The rise of apps and social media has not stopped the march of mobile email – in fact, email comprised 23 per cent of ‘journey interactions’ last year, up 270 per cent year-over-year.

Kitewheel’s “State of the Consumer Journey 2016 Report” looked at over one billion brand/customer interactions and found that email remains a key comms tool for marketers.

Though the bulk of interaction volume occurs on social media (48 per cent), social’s overall share of interactions declined 23 per cent year-over-year. Apps were the fastest growing channel, with interactions increasing tenfold from 2014 to 2015.

Retailers are the busiest brands, orchestrating 50 per cent of journey interactions tracked in 2015. The travel and healthcare sectors contributed at 15 per cent and 12 per cent respectively.

Read more…

UK wearable market will surpass £1 billion this year

Brits will buy five million wearables in 2015 to push the market into seven figures for the first time.

CCS Insight estimates that by the end of 2016 there will be about 10 million wearable devices in use in the UK – and the total will triple to almost 33 million units by 2020.

Fitness trackers continue to dominate the category, with 1.7 million expected to be sold this year. Value-wise, ‘smartphone companions’ are top. These items, including the Apple Watch, will be worth almost £300 million in 2016. And shipments will grow from 1.5 million in 2016 to 3.6 million in 2020.

George Jijiashvili, analyst for wearables at CCS Insight, said the market might be growing but it is still far from established. “The real challenge now lies in making sure people who have a wearable device keep on using it rather than abandoning it after a few months,” he said.

CCS Insight also expects around 800,000 virtual reality headsets will be sold this year in the UK, and that the sector will account for over a quarter of the UK wearables market by value in 2020.

Read more…

Cities could waste $341 billion on ill-considered IoT projects

Stakeholders must agree on a common set of IoT standards to avoid wasting hundreds of millions of dollars, says Machina Research.

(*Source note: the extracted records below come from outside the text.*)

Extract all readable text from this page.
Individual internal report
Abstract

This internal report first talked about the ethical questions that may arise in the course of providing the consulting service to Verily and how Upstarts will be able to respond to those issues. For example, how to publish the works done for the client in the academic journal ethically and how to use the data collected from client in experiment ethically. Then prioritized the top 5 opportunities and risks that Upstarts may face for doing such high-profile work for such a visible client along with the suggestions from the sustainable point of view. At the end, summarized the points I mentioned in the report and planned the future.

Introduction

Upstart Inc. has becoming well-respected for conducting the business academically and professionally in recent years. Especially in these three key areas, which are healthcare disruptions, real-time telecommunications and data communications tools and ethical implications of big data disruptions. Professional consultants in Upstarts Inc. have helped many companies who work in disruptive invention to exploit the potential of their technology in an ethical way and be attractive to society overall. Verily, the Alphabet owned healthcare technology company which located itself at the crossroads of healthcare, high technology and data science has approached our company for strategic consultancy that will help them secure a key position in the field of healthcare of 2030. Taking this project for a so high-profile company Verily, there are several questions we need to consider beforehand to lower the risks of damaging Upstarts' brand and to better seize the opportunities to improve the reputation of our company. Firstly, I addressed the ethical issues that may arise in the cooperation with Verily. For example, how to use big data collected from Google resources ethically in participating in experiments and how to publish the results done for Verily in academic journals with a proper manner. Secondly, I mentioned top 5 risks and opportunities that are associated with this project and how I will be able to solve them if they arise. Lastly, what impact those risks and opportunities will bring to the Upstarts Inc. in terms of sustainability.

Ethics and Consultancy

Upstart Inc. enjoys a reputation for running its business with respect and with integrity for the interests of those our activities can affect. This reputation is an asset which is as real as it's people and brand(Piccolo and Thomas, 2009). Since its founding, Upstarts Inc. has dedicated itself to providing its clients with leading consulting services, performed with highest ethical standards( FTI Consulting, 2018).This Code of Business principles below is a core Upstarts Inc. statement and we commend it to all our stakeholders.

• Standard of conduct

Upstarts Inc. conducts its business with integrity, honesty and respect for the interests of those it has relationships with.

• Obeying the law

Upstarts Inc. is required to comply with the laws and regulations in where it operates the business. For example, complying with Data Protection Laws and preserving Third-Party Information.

It estimates city authorities could spend $1.12 trillion to implement smart city deployments by 2025. But using
standardised solutions would bring the cost down to $781 billion – a saving of $341 billion.

Machina cites interoperability, freedom from vendor lock-in, and reduced systems integration as the key areas where costs could be reduced.

The introduction of standards-based IoT solutions would also create simpler processes for building new applications and allow easier replication of schemes.

“The existing ‘internet of silos’ approach to IoT deployment is delaying the widespread adoption of IoT solutions, including smart cities,” said Jeremy Green, lead author of the report. “Our research demonstrates that open standards can help to solve both challenges, ensuring money is invested more efficiently, and dramatically accelerating IoT adoption and growth.”

Read more…

Seven in ten Brits now use mobile banking services

The mobilisation of banking in the UK is almost complete, with the vast majority if account holders accessing services by smartphone.

Juniper Research says 70 per cent do mobile banking and that 98 per cent are “very” or “quite” happy with the service they are receiving. However, banks need to be vigilant since a third (31 per cent) of customers would consider moving their account to another bank if they had a bad experience.

While digital banking is now mainstream a sizeable number of consumers still prefer face to face transactions, said the ‘Worldwide Digital Banking: Mobile, Online & Wearable 2015-2020’ report.